GIRAULT, Ernest, Louis, dit Émile, “ANGILLERAS” ou “ANGELLERAS”

Né le 15 juin 1871 (Paris, Xe) — mort le 15 ou le 16 décembre 1933 — Ouvrier typographe — AIA — CGT — Paris — Bezons (Val-d’Oise)
Article mis en ligne le 27 août 2007
dernière modification le 6 août 2024

par R.D.

C’est au moment de l’Affaire Dreyfus qu’Ernest Girault — dont le père, Alexandre Girault, fut militant blanquiste, —, fit ses premières armes et collabora à L’Aurore de Clemenceau. De 1895 à 1899, il écrivit dans Le Libertaire. Il y défendait alors une position hostile au mouvement syndical : « C’est la masse des sans-travail et des affamés qui doit servir de point de départ aux revendications anarchistes », écrivait-il dans Le Libertaire des 3-9 juin 1897.

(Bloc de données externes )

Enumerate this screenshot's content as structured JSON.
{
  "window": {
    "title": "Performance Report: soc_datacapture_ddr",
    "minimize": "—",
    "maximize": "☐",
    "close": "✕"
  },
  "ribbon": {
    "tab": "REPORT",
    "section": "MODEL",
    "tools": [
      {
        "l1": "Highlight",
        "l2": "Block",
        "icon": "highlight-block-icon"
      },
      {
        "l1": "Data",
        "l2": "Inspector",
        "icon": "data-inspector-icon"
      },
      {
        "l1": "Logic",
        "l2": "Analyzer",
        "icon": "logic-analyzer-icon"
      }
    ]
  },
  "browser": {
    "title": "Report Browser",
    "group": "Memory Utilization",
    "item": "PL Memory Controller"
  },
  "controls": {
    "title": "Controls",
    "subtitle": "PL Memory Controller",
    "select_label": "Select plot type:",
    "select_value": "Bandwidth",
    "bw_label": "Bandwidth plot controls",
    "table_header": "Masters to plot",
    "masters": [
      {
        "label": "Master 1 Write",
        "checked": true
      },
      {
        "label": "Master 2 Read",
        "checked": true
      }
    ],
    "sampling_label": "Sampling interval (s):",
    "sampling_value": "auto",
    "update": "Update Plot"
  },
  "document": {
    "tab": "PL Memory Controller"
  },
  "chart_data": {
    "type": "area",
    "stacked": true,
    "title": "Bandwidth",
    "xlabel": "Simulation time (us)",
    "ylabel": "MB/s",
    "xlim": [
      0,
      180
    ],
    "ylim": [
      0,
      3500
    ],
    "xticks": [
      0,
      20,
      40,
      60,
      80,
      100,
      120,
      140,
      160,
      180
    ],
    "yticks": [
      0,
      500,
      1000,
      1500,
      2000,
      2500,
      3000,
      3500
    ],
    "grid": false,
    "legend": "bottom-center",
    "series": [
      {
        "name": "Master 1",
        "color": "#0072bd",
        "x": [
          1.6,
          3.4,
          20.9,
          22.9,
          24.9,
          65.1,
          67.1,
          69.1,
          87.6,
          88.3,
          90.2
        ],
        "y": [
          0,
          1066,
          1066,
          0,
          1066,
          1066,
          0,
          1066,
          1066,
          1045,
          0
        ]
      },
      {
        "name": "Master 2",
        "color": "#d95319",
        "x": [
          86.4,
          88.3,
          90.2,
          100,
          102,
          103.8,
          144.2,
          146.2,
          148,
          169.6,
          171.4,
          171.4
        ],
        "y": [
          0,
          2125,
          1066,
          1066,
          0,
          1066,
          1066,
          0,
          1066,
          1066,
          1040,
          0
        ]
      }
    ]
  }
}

Le 11 mars 1897 il avait participé à la perturbation d’une réunion à l’église Saint-Ambroise où des coups avaient été échangés avec les les Suisses et les cléricaux présents, ce qui lui avait valu d’être arrêté avec entre autres Mary Huchet, Letrillard, Sadrin, Carré, Ebner et Lebrun puis d’être condamné le 16 mars à 15 jours de prison. Lors de son arrestation il avait été trouvé porteur d’un exemplaire du Libertaire et de plusieurs affiches du Père Peinard. Il était alors, semble-t-il, membre du groupe L’Internationale scientifique.
Dans Le Libertaire (1er avril 1897), il témoigna de cette arrestation et de brutalités policières : « Pendant dix sept jours, le secret auquel nous avons été soumis, l’interception de nos correspondances, le refus de nous laisser voir quelque parent, avaient laisser peser un morne silence sur les horreurs et les infamies que nous avons subis. Pour mon compte j’avais trois blessures à la jambe gauche, deux à la jambe droite et la têt littéralement couverte de plaies sanguinolentes… A la Grande Roquette, ce fut la suppression de la cantine, l’interception des lettres, le pain sec, le cahot, les insolences les poussées jusqu’à ce que, affaibli, les jambes ne pouvant plus me supporter, je tombai à la porte d’un atelier. Transporté à l’infirmerie, j’échappai pour quelques jours aux tourments des cachots… Vingt fois durant ma détention, je e suis juré de river un poignard à la main, et sans faire un pas de plus dans la rue, d’attendre à la porte de la prison le premier sergot venu et de le frapper…. »
Le 29 janvier 1898 il avait tenu à Chalon-sur-Saône la réunion « Sabre et goupillon » où il avait vivement protesté contre le huis clos de l’affaire Dreyfus, contre l’armée, le clergé et le capital et qui avait été interrompu à plusieurs reprise par des cris de « Vive l’armée ».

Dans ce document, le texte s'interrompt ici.